La traversée a duré plus longtemps qu’à l’aller : nous étions 8 jours en mer cette fois (et non pas 5). Une question de vents et de courants apparemment. On nous avait promis un « rough sail », c’est-à-dire une « navigation rude » au vu de la météo annoncée. Finalement, il s’est avéré que le ciel était bleu et la mer d’un calme plat tout au long de cette semaine. Cela n’a pas empêché le bateau (ancien ferry, je le rappelle…) de tanguer de gauche à droite comme s’il devait se battre contre des vagues féroces. Je n’ose même pas imaginer comment cela aurait été, si la mer avait été déchaînée !

Pour te donner un petit aperçu, voici deux photos prises à quelques secondes l’une de l’autre, avec le même angle de vue. (Vu que je n’arrive pas à poster de vidéo.) Tu peux ainsi t’imaginer les montées et descentes de 5-6 mètres que le bateau nous faisait subir, 24 heures sur 24...

 

Cela donnait des effets intéressants aussi de nuit : la première fois que je suis montée au deck 8 (tout en-haut du bateau), j’ai cru apercevoir une étoile filante. Sauf que, après avoir fait une certaine trajectoire dans le ciel, l’étoile est revenue à sa place initiale, avant de refiler dans l’autre direction et ainsi de suite. J

Cette expérience en mer m’a aussi permis de découvrir une nouveauté dans notre couple. Mon moment préféré avec Jérémie, c’était durant le « pre-sail meeting », la réunion imposée par le capitaine avant de lever l’ancre. A chaque fois qu’il annonçait des évènements un peu douteux, on était obligés de rire nerveusement. Par exemple, quand il nous a sorti : « Je ne vous dis pas que vous devez vous préparer à des vagues de 4-5 mètres de haut. Mais… soyez prêts quand-même ! » ou encore : « Si vous devez vomir, s’il-vous-plaît, faites-le dans les toilettes. Ne vomissez pas dans les lavabos. Chris le plombier vous remerciera ! Ah, et si vous êtes sur le pont et que vous vomissez par-dessus bord, regardez peut-être d’abord d’où vient le vent ! »

Heureusement, la mer a été plus calme que prévue et grâce aux médicaments, nous n’avons jamais dû vomir. Mais je savoure encore aujourd’hui ce moment de complicité où on riait à deux de ces perspectives flippantes. Probablement que ce sentiment de proximité venait aussi de la prise de conscience que tous les deux, nous étions littéralement dans le même bateau : nous allions être exposés aux mêmes galères, on allait déguster ensemble, et surtout, il n’y avait plus moyen d’y échapper maintenant. Un peu comme dans les Via Ferrata, lorsqu’on a passé le point de « non-retour ».

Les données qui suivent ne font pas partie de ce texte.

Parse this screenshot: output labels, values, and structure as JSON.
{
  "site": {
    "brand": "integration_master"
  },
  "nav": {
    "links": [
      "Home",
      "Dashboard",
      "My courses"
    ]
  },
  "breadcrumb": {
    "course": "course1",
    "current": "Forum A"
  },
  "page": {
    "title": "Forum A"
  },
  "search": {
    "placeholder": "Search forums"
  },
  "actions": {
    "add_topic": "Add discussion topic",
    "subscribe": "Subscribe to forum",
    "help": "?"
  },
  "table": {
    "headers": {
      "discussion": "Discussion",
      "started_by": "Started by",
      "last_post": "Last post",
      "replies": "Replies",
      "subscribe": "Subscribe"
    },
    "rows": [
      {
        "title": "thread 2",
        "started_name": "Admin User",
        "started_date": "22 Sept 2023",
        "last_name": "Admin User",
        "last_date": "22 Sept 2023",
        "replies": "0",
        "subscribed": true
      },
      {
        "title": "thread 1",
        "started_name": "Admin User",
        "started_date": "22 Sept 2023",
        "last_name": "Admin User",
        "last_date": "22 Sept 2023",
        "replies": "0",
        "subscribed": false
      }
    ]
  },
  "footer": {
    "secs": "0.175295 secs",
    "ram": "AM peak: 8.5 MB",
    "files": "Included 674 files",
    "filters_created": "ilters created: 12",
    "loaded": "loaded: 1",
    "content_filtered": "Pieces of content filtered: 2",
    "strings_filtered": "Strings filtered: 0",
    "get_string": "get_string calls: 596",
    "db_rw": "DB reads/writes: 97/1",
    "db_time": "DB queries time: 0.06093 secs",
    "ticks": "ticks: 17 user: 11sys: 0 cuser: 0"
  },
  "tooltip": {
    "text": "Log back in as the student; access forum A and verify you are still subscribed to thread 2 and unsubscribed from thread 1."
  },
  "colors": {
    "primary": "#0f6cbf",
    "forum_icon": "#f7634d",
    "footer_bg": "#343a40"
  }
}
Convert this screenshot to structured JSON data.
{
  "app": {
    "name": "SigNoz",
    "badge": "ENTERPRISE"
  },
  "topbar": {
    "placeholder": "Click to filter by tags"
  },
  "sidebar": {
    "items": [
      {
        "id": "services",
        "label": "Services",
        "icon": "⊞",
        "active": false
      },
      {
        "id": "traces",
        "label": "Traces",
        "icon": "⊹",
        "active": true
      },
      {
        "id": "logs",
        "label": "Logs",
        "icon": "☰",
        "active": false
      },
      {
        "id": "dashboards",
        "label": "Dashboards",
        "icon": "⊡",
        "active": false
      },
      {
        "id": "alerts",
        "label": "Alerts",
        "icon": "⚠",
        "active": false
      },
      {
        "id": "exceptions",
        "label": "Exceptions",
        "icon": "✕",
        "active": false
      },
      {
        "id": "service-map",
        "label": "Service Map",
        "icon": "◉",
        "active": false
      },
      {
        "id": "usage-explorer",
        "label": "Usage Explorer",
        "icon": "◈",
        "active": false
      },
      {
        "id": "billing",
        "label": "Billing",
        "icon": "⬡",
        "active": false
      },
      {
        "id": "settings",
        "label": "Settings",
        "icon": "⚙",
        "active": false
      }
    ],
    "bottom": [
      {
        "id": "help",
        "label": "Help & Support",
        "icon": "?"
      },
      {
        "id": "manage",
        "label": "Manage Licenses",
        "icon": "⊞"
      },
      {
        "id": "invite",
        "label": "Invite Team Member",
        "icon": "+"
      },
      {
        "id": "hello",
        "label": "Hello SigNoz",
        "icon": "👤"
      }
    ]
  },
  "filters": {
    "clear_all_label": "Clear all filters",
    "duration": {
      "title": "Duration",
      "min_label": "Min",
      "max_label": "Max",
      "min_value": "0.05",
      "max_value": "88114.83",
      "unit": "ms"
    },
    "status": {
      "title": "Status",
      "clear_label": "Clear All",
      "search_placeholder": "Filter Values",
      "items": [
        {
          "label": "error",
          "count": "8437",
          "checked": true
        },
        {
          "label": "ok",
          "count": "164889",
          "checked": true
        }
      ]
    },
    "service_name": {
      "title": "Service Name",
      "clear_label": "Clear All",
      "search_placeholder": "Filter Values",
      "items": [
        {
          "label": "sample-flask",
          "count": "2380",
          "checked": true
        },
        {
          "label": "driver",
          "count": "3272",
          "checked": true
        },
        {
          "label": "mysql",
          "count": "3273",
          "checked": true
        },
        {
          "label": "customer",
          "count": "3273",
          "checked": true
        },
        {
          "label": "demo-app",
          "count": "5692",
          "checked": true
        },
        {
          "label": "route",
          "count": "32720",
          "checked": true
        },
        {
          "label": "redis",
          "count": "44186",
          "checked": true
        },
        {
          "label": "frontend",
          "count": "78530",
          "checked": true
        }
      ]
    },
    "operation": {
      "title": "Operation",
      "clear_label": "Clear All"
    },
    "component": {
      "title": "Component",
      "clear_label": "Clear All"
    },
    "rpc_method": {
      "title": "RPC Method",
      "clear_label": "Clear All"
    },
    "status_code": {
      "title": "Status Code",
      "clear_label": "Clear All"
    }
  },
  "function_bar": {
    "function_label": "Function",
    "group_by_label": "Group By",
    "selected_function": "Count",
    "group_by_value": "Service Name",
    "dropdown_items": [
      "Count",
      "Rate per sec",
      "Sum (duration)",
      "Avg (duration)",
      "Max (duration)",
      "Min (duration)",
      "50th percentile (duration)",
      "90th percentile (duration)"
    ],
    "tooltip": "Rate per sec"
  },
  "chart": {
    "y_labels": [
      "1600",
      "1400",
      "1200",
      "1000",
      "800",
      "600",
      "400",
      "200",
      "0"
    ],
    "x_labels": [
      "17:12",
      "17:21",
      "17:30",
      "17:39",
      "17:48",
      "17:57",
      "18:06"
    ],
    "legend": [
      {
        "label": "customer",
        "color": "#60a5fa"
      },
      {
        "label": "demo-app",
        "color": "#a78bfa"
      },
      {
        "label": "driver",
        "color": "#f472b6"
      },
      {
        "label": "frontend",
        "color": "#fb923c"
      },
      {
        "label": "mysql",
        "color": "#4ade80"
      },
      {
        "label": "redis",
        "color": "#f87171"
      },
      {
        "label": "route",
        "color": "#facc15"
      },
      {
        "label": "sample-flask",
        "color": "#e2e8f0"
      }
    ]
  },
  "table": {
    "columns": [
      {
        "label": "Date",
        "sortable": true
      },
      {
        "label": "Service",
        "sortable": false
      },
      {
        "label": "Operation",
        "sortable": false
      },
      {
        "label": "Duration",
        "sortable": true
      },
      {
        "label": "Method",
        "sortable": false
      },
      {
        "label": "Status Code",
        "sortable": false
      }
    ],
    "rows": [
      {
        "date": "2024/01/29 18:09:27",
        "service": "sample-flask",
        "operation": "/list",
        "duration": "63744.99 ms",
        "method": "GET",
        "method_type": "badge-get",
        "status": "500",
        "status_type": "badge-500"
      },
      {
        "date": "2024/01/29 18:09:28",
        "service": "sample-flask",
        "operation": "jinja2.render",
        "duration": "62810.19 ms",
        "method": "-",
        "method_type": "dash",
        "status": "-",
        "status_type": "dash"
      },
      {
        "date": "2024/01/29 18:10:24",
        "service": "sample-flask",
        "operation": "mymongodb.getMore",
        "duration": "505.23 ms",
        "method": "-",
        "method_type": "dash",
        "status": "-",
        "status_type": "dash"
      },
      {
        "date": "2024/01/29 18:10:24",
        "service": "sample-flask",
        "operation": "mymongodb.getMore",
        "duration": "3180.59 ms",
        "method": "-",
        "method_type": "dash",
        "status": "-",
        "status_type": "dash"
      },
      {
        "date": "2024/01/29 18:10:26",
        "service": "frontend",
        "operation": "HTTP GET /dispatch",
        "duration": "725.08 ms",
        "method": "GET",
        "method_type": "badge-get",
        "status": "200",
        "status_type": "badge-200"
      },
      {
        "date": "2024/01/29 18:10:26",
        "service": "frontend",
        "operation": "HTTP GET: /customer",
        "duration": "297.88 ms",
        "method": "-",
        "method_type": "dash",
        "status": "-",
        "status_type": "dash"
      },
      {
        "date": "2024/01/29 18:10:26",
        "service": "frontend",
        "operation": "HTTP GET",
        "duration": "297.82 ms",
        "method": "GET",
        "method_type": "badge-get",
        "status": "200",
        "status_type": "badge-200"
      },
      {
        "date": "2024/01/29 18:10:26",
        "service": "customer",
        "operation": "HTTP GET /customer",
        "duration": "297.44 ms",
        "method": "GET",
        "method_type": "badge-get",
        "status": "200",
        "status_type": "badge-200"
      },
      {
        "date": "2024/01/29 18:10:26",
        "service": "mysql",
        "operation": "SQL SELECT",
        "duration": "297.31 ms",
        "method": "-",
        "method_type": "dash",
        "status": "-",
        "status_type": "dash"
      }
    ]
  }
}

Dans l’ensemble, comme pour la navigation du mois de décembre, l’expérience de la haute mer reste mitigée. Non seulement à cause des nausées, mais aussi à cause de l’énergie sans cesse déployée à ne pas tomber, ou faire en sorte que les choses autour de soi ne tombent pas. On a fini aussi par carrément enlever le tiroir de la cuisine où se trouvent les services, car malgré toutes les astuces pour essayer de le garder fermé, il s’ouvrait quand-même sans cesse, avec ce boucan impossible des services qui s’entrechoquent. On a également eu un i-pad qui a giclé à deux mètres – sans se casser, ouf ! Et un bol, vite entreposé sur le plan de travail – mais qui, lui, a connu un sort plus triste… (Pas facile, non-plus, de ramasser les débris avec la balayette et la ramassoire, quand on tient déjà à peine sur ses jambes !)

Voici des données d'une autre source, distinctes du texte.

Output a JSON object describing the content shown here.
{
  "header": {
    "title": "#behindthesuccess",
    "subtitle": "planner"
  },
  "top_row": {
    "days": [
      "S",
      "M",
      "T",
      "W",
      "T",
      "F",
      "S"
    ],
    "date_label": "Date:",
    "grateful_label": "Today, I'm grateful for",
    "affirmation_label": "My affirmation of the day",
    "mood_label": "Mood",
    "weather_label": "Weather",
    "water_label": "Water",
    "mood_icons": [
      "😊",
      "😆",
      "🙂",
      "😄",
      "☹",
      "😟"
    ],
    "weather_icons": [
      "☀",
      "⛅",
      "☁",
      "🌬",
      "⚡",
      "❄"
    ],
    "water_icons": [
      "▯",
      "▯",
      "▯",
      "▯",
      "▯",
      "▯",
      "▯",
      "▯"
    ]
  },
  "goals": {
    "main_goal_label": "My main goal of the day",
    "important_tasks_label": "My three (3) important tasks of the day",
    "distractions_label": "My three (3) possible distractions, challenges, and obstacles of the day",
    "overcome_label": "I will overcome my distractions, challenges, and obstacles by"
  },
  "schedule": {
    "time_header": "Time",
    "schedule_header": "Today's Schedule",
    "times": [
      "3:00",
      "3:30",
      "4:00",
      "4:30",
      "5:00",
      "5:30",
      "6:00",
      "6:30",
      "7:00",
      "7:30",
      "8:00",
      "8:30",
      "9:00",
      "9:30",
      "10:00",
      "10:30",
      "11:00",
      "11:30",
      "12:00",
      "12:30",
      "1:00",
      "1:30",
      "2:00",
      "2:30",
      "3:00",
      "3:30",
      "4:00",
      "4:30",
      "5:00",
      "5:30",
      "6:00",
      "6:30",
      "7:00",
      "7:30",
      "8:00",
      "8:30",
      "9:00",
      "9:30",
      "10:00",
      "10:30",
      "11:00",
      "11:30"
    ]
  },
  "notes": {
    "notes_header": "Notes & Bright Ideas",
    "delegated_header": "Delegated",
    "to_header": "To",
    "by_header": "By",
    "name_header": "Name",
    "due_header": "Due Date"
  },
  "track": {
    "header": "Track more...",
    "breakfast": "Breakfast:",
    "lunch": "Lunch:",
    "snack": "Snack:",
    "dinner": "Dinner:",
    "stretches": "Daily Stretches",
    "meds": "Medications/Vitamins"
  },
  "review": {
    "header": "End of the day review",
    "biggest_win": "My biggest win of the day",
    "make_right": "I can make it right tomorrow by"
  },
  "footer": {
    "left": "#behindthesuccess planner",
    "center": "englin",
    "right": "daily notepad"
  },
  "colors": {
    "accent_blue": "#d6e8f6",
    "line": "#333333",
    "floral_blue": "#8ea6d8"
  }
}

Autre “fun fact” de la vie en mer : tu as déjà réfléchi à quoi ressemblerait l’odeur de ta cabine, si durant 8 jours, tu ne peux pas débarasser tes poubelles ? Et que disons, par exemple, il se trouve que tu commences tes règles le jour du départ ? Très sympa, le côté olfactif en tout cas… (J’aurais dû emporter ma cup, maintenant que j’y pense…)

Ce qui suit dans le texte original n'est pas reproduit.